Consider an infinite slab of linear dielectric with thickness 2a
containing a uniform free charge density (rho sub 'f').  Find the
electric field everywhere and the bound charge densities.

*Note a is defined to be a number > 0.

Extra Notes:  This is a rather simple problem iff there was no
thickness to the dielectric.  Unfortunately, the thickness forces us
to find the field inside the material.

Perhaps we must use the Gauss's Law equivalent for the Electric Displacement.

I'd be really nice to speak to someone who has a clue about electrostatics.

You are exactly right.  In terms of the electric displacement, D, Gauss's Law is

div(D) = (rho sub 'f')

or, in integral form

Int(D dot da) = (Q sub 'f'),

where the integral is over a closed surface which contains a total
amount (Q sub 'f') of free charge, dot is the dot product, and da is
an infinitesimal area element.

Let the y axis be perpendicular to the slab, with y=0 at the middle of
the slab.  Using the integral form of Gauss's law for electric
displacement, draw a pillbox with one surface coinciding with the
center of the slab and the other surface a distance y above it, still
within the slab.  There is no flux through the bottom surface (or the
sides, obviously) and the flux through the top is just D*A, where A is
the area of the top (or bottom) surface of the pillbox.  The enclosed
free charge is A*y*(rho sub 'f'), so:

D = (rho sub 'f')*y.

This is valid within the slab.  For a linear dielectric, 

E = D/(K * epsilon naught), 

where K is the dielectric constant, and epsilon naught is the
permittivity of free space.  So the electric field inside the slab is

E = (rho sub 'f')*y / (K * epsilon naught)      [ -a < y < a ]

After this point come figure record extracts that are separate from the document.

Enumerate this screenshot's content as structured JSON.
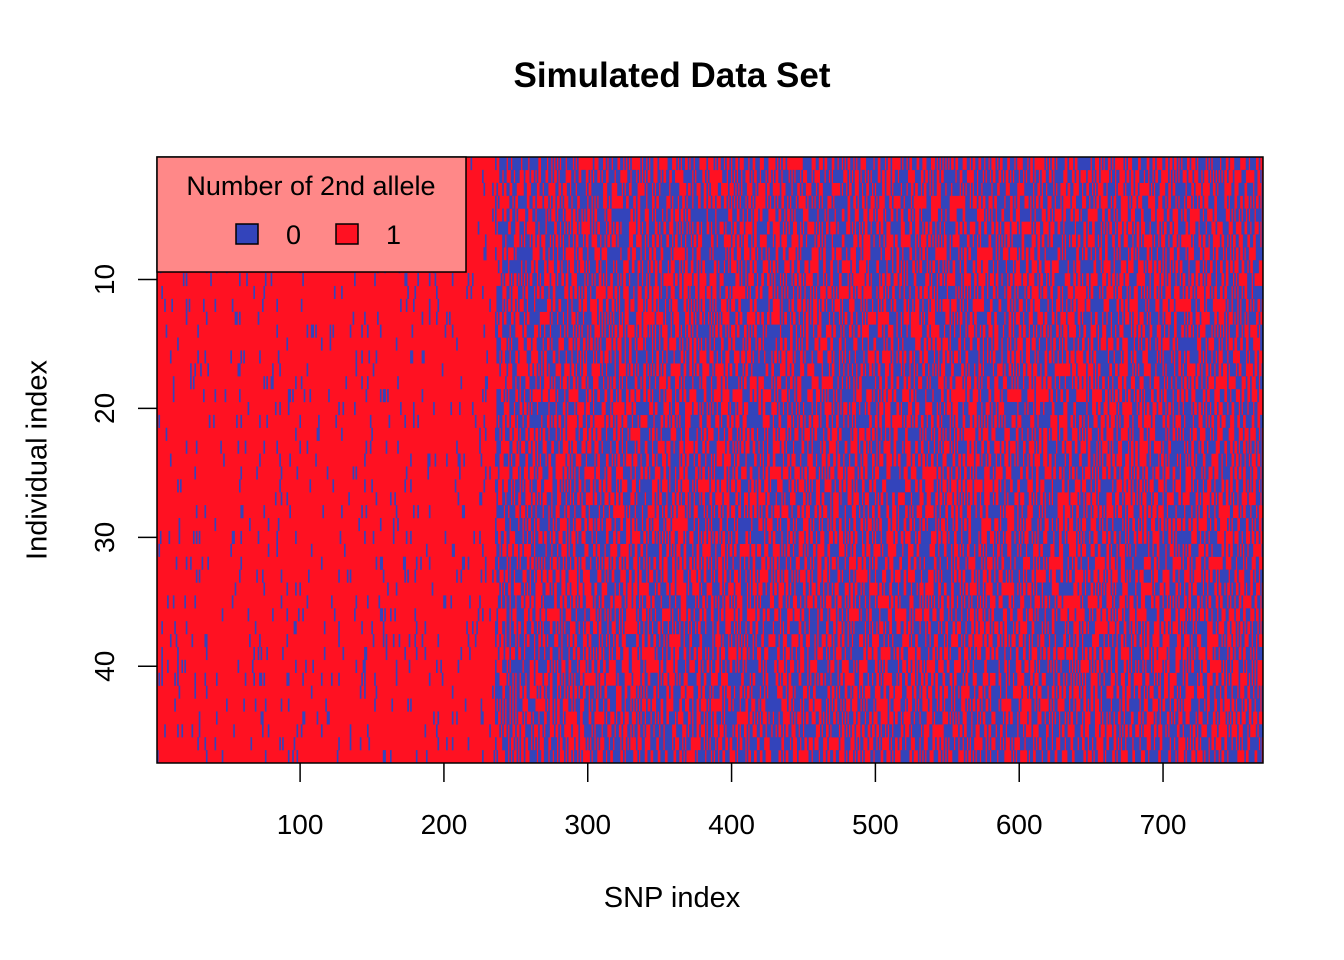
{
  "chart_data": {
    "type": "heatmap",
    "title": "Simulated Data Set",
    "xlabel": "SNP index",
    "ylabel": "Individual index",
    "xlim": [
      1,
      769
    ],
    "ylim": [
      1,
      47
    ],
    "y_axis_direction": "top-to-bottom",
    "x_ticks": [
      100,
      200,
      300,
      400,
      500,
      600,
      700
    ],
    "y_ticks": [
      10,
      20,
      30,
      40
    ],
    "n_snps": 769,
    "n_individuals": 47,
    "value_levels": [
      0,
      1
    ],
    "colors": {
      "0": "#3344bb",
      "1": "#ff1122"
    },
    "regions": [
      {
        "snp_from": 1,
        "snp_to": 235,
        "proportion_value_0": 0.06
      },
      {
        "snp_from": 236,
        "snp_to": 769,
        "proportion_value_0": 0.5
      }
    ],
    "legend": {
      "title": "Number of 2nd allele",
      "entries": [
        {
          "label": "0",
          "color": "#3344bb"
        },
        {
          "label": "1",
          "color": "#ff1122"
        }
      ],
      "position": "top-left",
      "background": "#ff8888"
    }
  }
}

There is a discontinutity in the electric field across the boundary of
the slab because of the surface bound charge.  You can find the field
outside the slab easily (it does not depend on the dielectric
constant).  It is

E = (rho sub 'f') * a / (epsilon naught)        [ abs(y) > a ]

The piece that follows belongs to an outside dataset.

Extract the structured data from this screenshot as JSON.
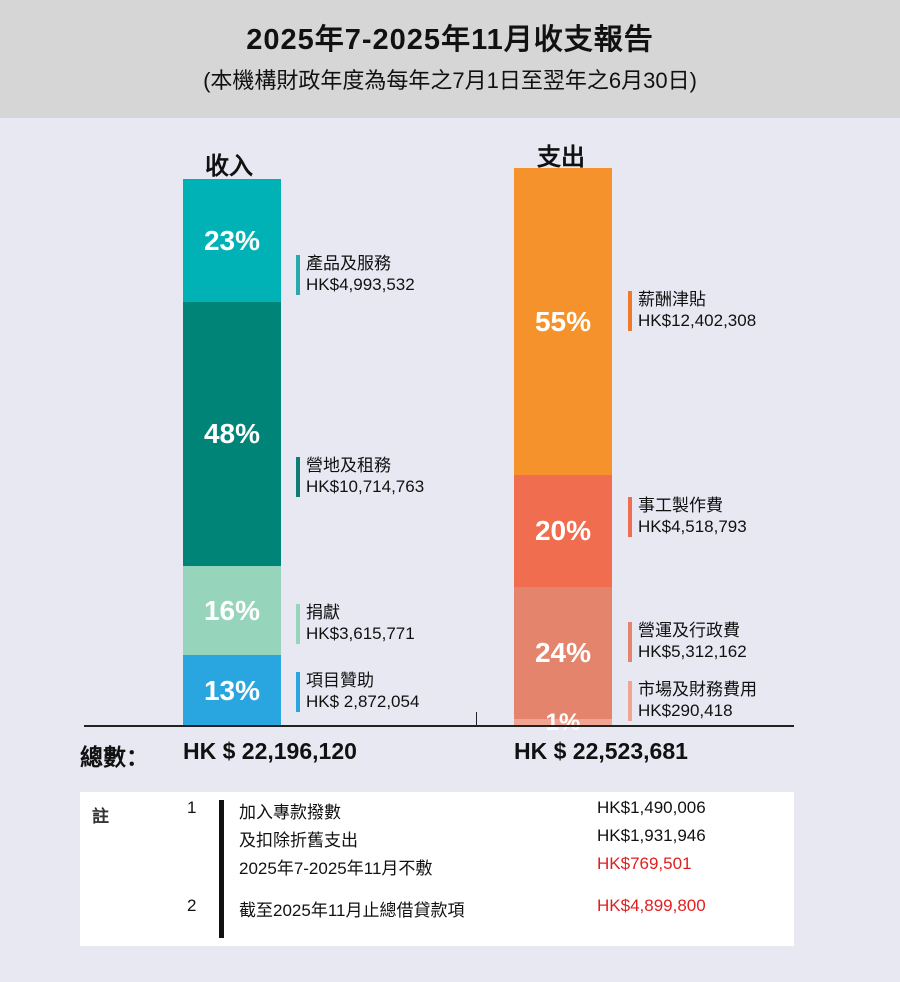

In the last line, of course, the direction of the field is upward
(positive) above the slab and downward (negative) below it.  Assuming
(rho sub 'f') is positive.

The expression for the E-field outside of the dielectric, as you have
stated, is a  function of a.

Shouldn't the E-field outside the material be a function of the
distance from the dielectric material?


And the E-field inside the dielectric be a constant rather than dependent on y?

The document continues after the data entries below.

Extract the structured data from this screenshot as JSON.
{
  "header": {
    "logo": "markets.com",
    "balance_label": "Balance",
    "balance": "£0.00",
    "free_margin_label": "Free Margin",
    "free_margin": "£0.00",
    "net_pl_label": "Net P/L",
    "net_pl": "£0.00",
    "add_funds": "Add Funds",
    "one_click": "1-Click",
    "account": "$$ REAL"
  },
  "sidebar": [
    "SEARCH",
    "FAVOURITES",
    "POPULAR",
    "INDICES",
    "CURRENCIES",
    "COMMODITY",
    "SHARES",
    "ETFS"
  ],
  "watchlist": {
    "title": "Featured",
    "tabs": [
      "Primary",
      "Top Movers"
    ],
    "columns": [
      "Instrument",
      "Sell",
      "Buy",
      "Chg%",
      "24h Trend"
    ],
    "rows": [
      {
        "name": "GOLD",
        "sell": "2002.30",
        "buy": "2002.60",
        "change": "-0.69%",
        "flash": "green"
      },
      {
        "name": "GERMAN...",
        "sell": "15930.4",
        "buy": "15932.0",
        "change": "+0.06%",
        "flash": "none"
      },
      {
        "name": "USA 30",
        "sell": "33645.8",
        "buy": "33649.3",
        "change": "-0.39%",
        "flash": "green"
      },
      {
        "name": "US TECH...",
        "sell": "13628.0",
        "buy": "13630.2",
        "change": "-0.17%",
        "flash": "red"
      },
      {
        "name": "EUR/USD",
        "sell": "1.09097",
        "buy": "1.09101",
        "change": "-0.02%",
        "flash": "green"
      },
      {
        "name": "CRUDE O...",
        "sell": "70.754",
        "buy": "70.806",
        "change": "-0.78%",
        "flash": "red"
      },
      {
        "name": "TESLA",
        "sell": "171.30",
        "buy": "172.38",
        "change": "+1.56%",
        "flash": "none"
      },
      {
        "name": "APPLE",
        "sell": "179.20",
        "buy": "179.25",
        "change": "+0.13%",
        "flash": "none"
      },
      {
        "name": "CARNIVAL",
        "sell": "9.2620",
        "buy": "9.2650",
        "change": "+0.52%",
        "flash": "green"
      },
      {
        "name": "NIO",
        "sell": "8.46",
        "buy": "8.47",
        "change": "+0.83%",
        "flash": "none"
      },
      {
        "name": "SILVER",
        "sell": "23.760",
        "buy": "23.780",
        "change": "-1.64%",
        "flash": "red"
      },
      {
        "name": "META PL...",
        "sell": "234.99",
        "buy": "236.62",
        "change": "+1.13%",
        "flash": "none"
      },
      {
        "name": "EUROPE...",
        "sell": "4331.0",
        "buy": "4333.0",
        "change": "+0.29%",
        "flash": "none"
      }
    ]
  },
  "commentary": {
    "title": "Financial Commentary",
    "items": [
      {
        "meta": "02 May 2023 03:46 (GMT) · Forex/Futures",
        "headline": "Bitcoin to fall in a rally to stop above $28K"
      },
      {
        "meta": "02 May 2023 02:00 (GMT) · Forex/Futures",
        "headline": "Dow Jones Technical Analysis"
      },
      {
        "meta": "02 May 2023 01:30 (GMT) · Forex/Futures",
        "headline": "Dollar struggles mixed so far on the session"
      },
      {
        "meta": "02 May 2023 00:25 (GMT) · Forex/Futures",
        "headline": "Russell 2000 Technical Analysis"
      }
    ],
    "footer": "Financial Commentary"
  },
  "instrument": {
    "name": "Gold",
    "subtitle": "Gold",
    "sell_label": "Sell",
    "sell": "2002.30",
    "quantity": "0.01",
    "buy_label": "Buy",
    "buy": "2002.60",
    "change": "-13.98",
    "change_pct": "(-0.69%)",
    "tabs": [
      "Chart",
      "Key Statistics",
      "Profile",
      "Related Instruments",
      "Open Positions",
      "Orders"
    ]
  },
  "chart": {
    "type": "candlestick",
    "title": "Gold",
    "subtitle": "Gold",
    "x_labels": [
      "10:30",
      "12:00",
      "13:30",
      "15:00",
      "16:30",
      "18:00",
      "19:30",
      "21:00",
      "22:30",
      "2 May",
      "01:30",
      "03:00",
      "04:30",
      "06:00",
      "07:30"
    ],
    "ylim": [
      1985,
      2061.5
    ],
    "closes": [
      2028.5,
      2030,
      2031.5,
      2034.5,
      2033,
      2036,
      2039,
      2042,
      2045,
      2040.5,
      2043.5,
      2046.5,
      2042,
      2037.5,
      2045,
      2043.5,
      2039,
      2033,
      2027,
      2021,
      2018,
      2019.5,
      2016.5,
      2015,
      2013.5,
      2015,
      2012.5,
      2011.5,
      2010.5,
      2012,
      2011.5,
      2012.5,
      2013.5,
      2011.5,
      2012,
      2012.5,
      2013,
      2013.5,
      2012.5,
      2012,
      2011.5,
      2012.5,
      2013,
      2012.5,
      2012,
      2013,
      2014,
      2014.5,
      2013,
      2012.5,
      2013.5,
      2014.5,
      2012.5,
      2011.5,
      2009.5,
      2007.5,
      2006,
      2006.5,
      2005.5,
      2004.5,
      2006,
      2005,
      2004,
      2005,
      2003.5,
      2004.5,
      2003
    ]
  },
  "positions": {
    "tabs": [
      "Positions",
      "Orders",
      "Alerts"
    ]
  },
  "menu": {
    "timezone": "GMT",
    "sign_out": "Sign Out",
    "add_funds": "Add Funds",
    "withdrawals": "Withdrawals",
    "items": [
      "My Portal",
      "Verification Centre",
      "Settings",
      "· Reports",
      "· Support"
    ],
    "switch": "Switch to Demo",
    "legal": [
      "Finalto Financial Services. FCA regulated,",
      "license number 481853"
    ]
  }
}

No, the electric field produced by an infinite sheet of charge is
independent of distance from the sheet.  See here, for example:

www.physlink.com/education/AskExperts/ae544.cfm

So, again, the E-field outside the dielectric material is constant,
independent of position.

If the field inside the dielectric were constant, it would have to be
zero everywhere (this is the limit where K goes to infinity).  You can
see this by symmetry: if the E-field had some nonzero value, how could
it decide whether to point up or down?